Todos los gobiernos y pueblos de A.L. deben ser alertados sobre la intentona de los halcones del Pentágono de calentar la región y de utilizar a gobiernos de derecha (Perú, Colombia, golpistas de Honduras) para ponerlos de “trompo quiñador”. Los pueblos indo-afro-americanos deben fortalecer – todavía más - su capacidad de respuesta masiva, pacífica y contundente; ejemplar y aleccionadora para el pueblo estadounidense. La población del norte debe estar también entre nuestros objetivos políticos; allí las reservas democráticas y anti-imperialistas están en pleno crecimiento como resultado de la crisis que vive el imperio.
No caer en las provocaciones es vital para la supervivencia de los proyectos democrático-populares de América Latina.

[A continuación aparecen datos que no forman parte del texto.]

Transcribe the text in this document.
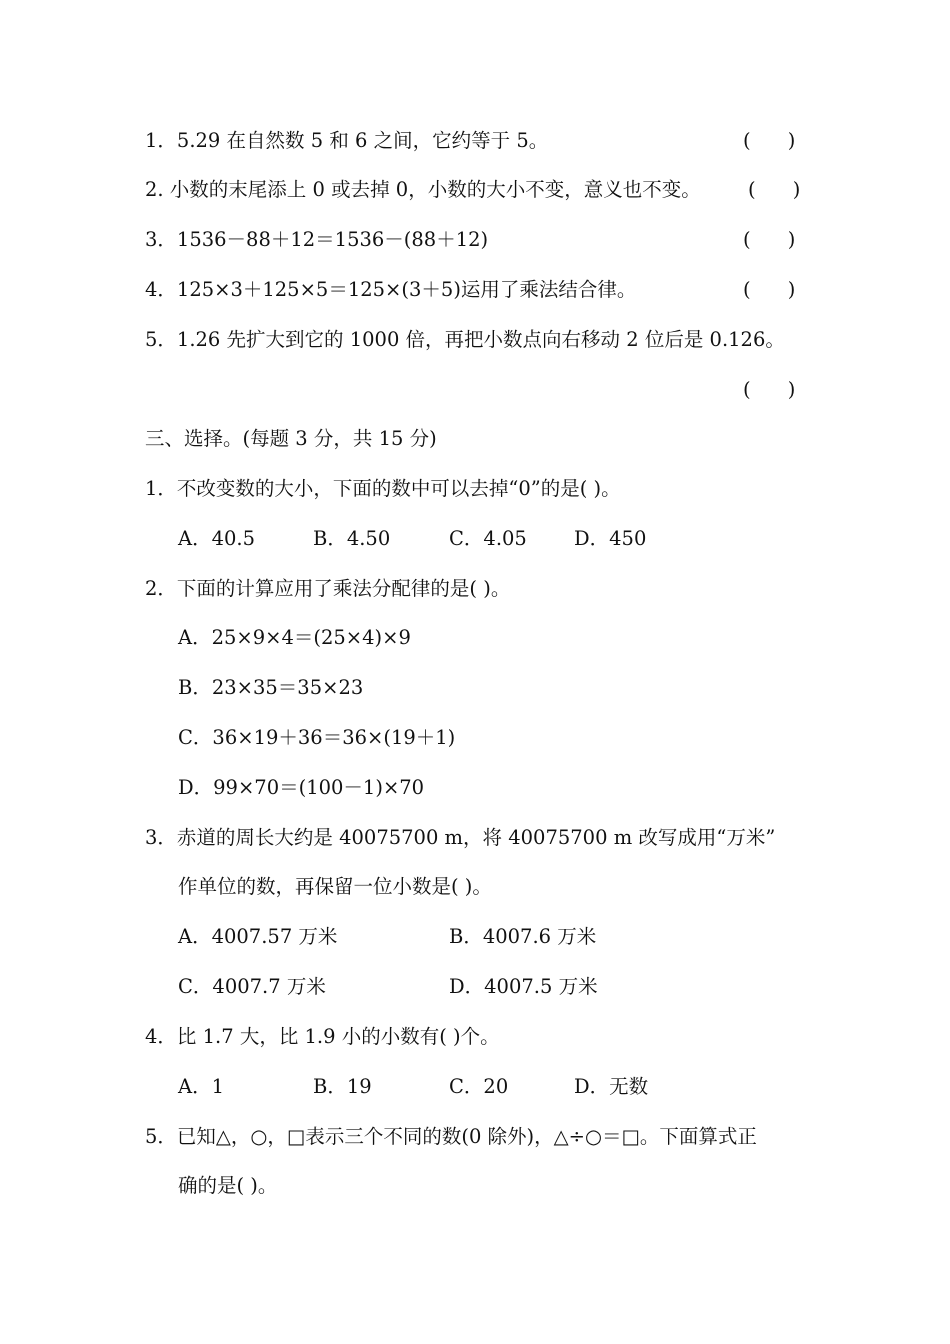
1．5.29 在自然数 5 和 6 之间，它约等于 5。	(      )
2. 小数的末尾添上 0 或去掉 0，小数的大小不变，意义也不变。 (      )
3．1536－88＋12＝1536－(88＋12)	(      )
4．125×3＋125×5＝125×(3＋5)运用了乘法结合律。	(      )
5．1.26 先扩大到它的 1000 倍，再把小数点向右移动 2 位后是 0.126。
(      )
三、选择。(每题 3 分，共 15 分)
1．不改变数的大小，下面的数中可以去掉“0”的是( )。
A．40.5	B．4.50	C．4.05 D．450
2．下面的计算应用了乘法分配律的是( )。
A．25×9×4＝(25×4)×9
B．23×35＝35×23
C．36×19＋36＝36×(19＋1)
D．99×70＝(100－1)×70
3．赤道的周长大约是 40075700 m，将 40075700 m 改写成用“万米”
作单位的数，再保留一位小数是( )。
A．4007.57 万米	B．4007.6 万米
C．4007.7 万米	D．4007.5 万米
4．比 1.7 大，比 1.9 小的小数有( )个。
A．1	B．19	C．20	D．无数
5．已知△，○，□表示三个不同的数(0 除外)，△÷○＝□。下面算式正
确的是( )。
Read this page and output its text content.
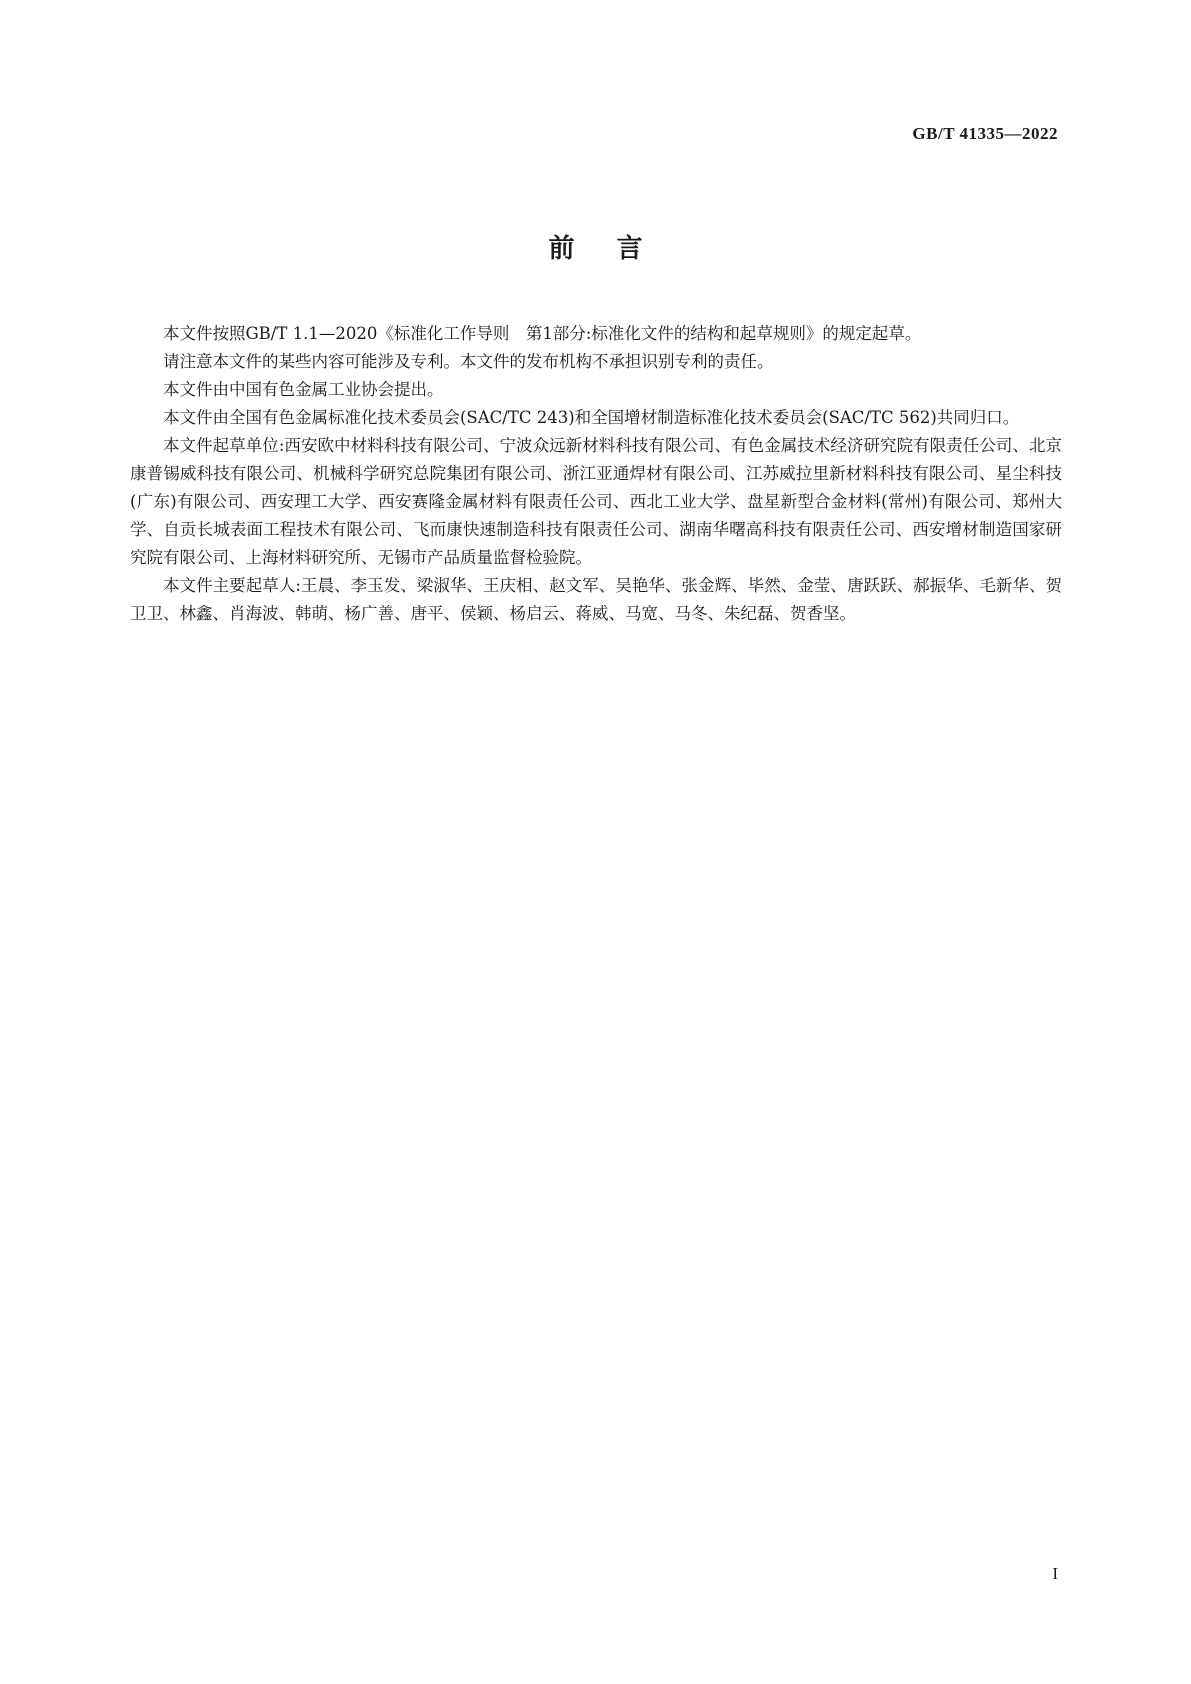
GB/T 41335—2022
前言

本文件按照GB/T 1.1—2020《标准化工作导则　第1部分:标准化文件的结构和起草规则》的规定起草。

请注意本文件的某些内容可能涉及专利。本文件的发布机构不承担识别专利的责任。

本文件由中国有色金属工业协会提出。

本文件由全国有色金属标准化技术委员会(SAC/TC 243)和全国增材制造标准化技术委员会(SAC/TC 562)共同归口。

本文件起草单位:西安欧中材料科技有限公司、宁波众远新材料科技有限公司、有色金属技术经济研究院有限责任公司、北京康普锡威科技有限公司、机械科学研究总院集团有限公司、浙江亚通焊材有限公司、江苏威拉里新材料科技有限公司、星尘科技(广东)有限公司、西安理工大学、西安赛隆金属材料有限责任公司、西北工业大学、盘星新型合金材料(常州)有限公司、郑州大学、自贡长城表面工程技术有限公司、飞而康快速制造科技有限责任公司、湖南华曙高科技有限责任公司、西安增材制造国家研究院有限公司、上海材料研究所、无锡市产品质量监督检验院。

本文件主要起草人:王晨、李玉发、梁淑华、王庆相、赵文军、吴艳华、张金辉、毕然、金莹、唐跃跃、郝振华、毛新华、贺卫卫、林鑫、肖海波、韩萌、杨广善、唐平、侯颖、杨启云、蒋威、马宽、马冬、朱纪磊、贺香坚。

I
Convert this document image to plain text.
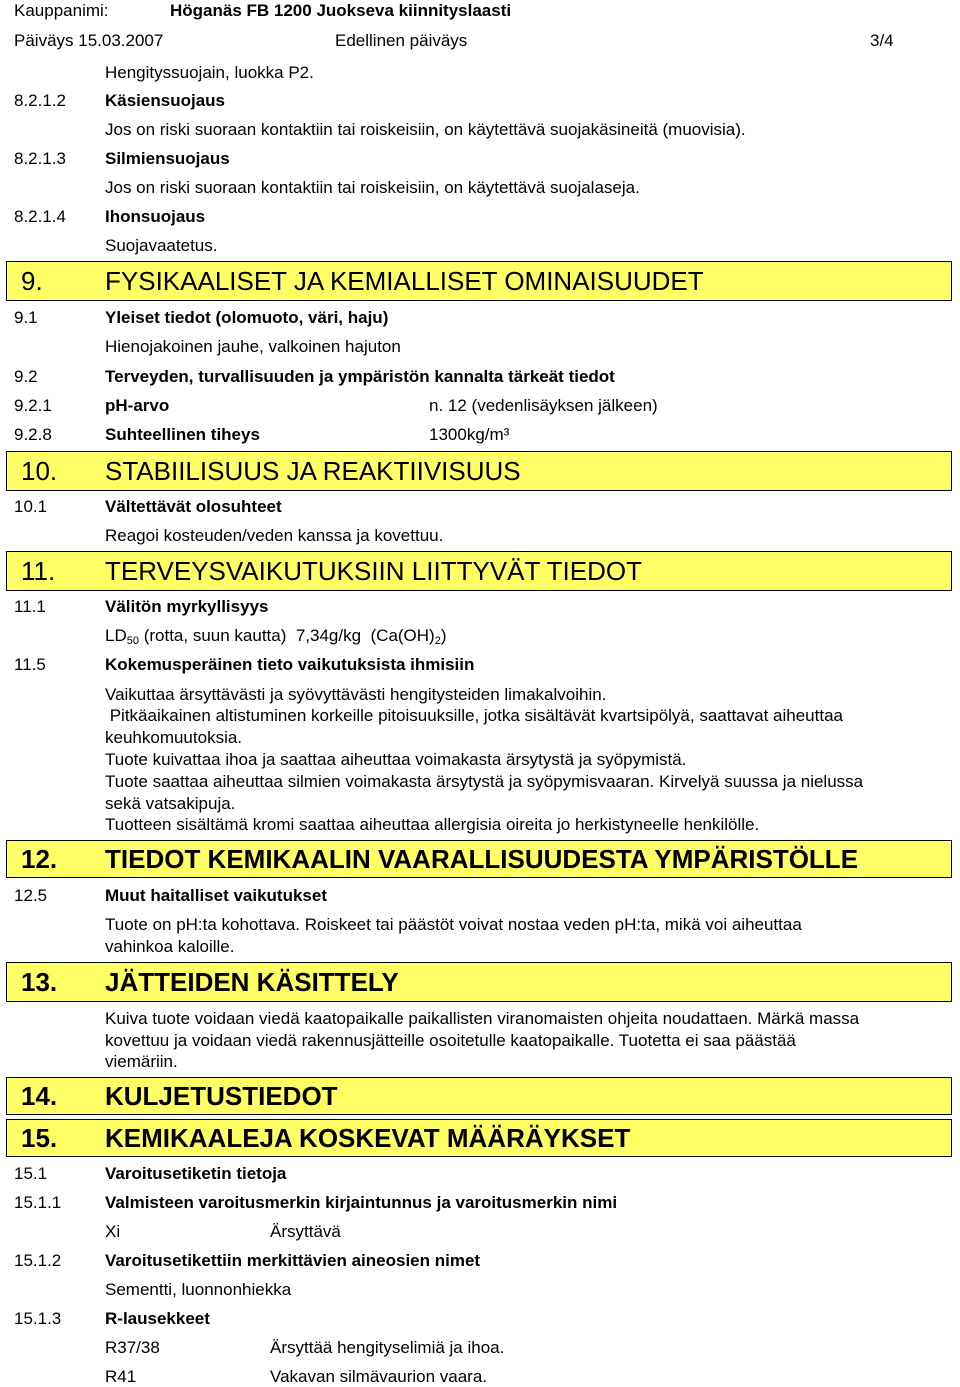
Kauppanimi:	Höganäs FB 1200 Juokseva kiinnityslaasti
Päiväys 15.03.2007	Edellinen päiväys	3/4
Hengityssuojain, luokka P2.
8.2.1.2 Käsiensuojaus
Jos on riski suoraan kontaktiin tai roiskeisiin, on käytettävä suojakäsineitä (muovisia).
8.2.1.3 Silmiensuojaus
Jos on riski suoraan kontaktiin tai roiskeisiin, on käytettävä suojalaseja.
8.2.1.4 Ihonsuojaus
Suojavaatetus.
9. FYSIKAALISET JA KEMIALLISET OMINAISUUDET
9.1	Yleiset tiedot (olomuoto, väri, haju)
Hienojakoinen jauhe, valkoinen hajuton
9.2	Terveyden, turvallisuuden ja ympäristön kannalta tärkeät tiedot
9.2.1	pH-arvo	n. 12 (vedenlisäyksen jälkeen)
9.2.8	Suhteellinen tiheys	1300kg/m³
10. STABIILISUUS JA REAKTIIVISUUS
10.1	Vältettävät olosuhteet
Reagoi kosteuden/veden kanssa ja kovettuu.
11. TERVEYSVAIKUTUKSIIN LIITTYVÄT TIEDOT
11.1	Välitön myrkyllisyys
$LD_{50}$ (rotta, suun kautta)  7,34g/kg  $(Ca(OH)_2)$
11.5	Kokemusperäinen tieto vaikutuksista ihmisiin
Vaikuttaa ärsyttävästi ja syövyttävästi hengitysteiden limakalvoihin.
Pitkäaikainen altistuminen korkeille pitoisuuksille, jotka sisältävät kvartsipölyä, saattavat aiheuttaa
keuhkomuutoksia.
Tuote kuivattaa ihoa ja saattaa aiheuttaa voimakasta ärsytystä ja syöpymistä.
Tuote saattaa aiheuttaa silmien voimakasta ärsytystä ja syöpymisvaaran. Kirvelyä suussa ja nielussa
sekä vatsakipuja.
Tuotteen sisältämä kromi saattaa aiheuttaa allergisia oireita jo herkistyneelle henkilölle.
12. TIEDOT KEMIKAALIN VAARALLISUUDESTA YMPÄRISTÖLLE
12.5	Muut haitalliset vaikutukset
Tuote on pH:ta kohottava. Roiskeet tai päästöt voivat nostaa veden pH:ta, mikä voi aiheuttaa
vahinkoa kaloille.
13. JÄTTEIDEN KÄSITTELY
Kuiva tuote voidaan viedä kaatopaikalle paikallisten viranomaisten ohjeita noudattaen. Märkä massa
kovettuu ja voidaan viedä rakennusjätteille osoitetulle kaatopaikalle. Tuotetta ei saa päästää
viemäriin.
14. KULJETUSTIEDOT
15. KEMIKAALEJA KOSKEVAT MÄÄRÄYKSET
15.1	Varoitusetiketin tietoja
15.1.1	Valmisteen varoitusmerkin kirjaintunnus ja varoitusmerkin nimi
Xi	Ärsyttävä
15.1.2	Varoitusetikettiin merkittävien aineosien nimet
Sementti, luonnonhiekka
15.1.3	R-lausekkeet
R37/38	Ärsyttää hengityselimiä ja ihoa.
R41	Vakavan silmävaurion vaara.
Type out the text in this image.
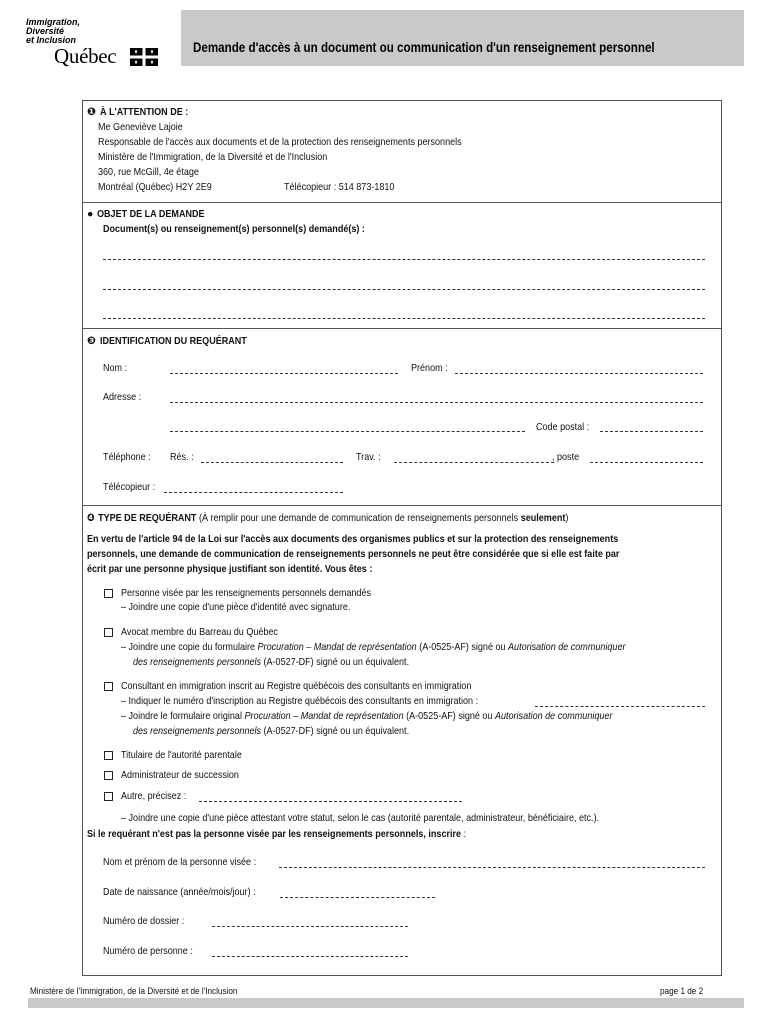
Immigration,
Diversité
et Inclusion
Québec	Demande d'accès à un document ou communication d'un renseignement personnel
❶ À L'ATTENTION DE :
Me Geneviève Lajoie
Responsable de l'accès aux documents et de la protection des renseignements personnels
Ministère de l'Immigration, de la Diversité et de l'Inclusion
360, rue McGill, 4e étage
Montréal (Québec) H2Y 2E9	Télécopieur : 514 873-1810
● OBJET DE LA DEMANDE
Document(s) ou renseignement(s) personnel(s) demandé(s) :
❸ IDENTIFICATION DU REQUÉRANT
Nom :	Prénom :
Adresse :
Code postal :
Téléphone :	Rés. :	Trav. :	, poste
Télécopieur :
❹ TYPE DE REQUÉRANT (À remplir pour une demande de communication de renseignements personnels seulement)
En vertu de l'article 94 de la Loi sur l'accès aux documents des organismes publics et sur la protection des renseignements
personnels, une demande de communication de renseignements personnels ne peut être considérée que si elle est faite par
écrit par une personne physique justifiant son identité. Vous êtes :
Personne visée par les renseignements personnels demandés
– Joindre une copie d'une pièce d'identité avec signature.
Avocat membre du Barreau du Québec
– Joindre une copie du formulaire Procuration – Mandat de représentation (A-0525-AF) signé ou Autorisation de communiquer
des renseignements personnels (A-0527-DF) signé ou un équivalent.
Consultant en immigration inscrit au Registre québécois des consultants en immigration
– Indiquer le numéro d'inscription au Registre québécois des consultants en immigration :
– Joindre le formulaire original Procuration – Mandat de représentation (A-0525-AF) signé ou Autorisation de communiquer
des renseignements personnels (A-0527-DF) signé ou un équivalent.
Titulaire de l'autorité parentale
Administrateur de succession
Autre, précisez :
– Joindre une copie d'une pièce attestant votre statut, selon le cas (autorité parentale, administrateur, bénéficiaire, etc.).
Si le requérant n'est pas la personne visée par les renseignements personnels, inscrire :
Nom et prénom de la personne visée :
Date de naissance (année/mois/jour) :
Numéro de dossier :
Numéro de personne :
Ministère de l'Immigration, de la Diversité et de l'Inclusion	page 1 de 2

La democracia y la paz mundial son nuestras banderas, no les demos la oportunidad de invertir la ecuación. Son ellos los que están a la defensiva y por ello lanzan toda clase de provocaciones. Ajustar nuestra estrategia geopolítica es vital y urgente. Las respuestas inducidas, irreflexivas y espontáneas son las que ellos esperan. Nuestro juego es la integración regional, el de ellos la desintegración y el enfrentamiento. No caigamos en su trampa.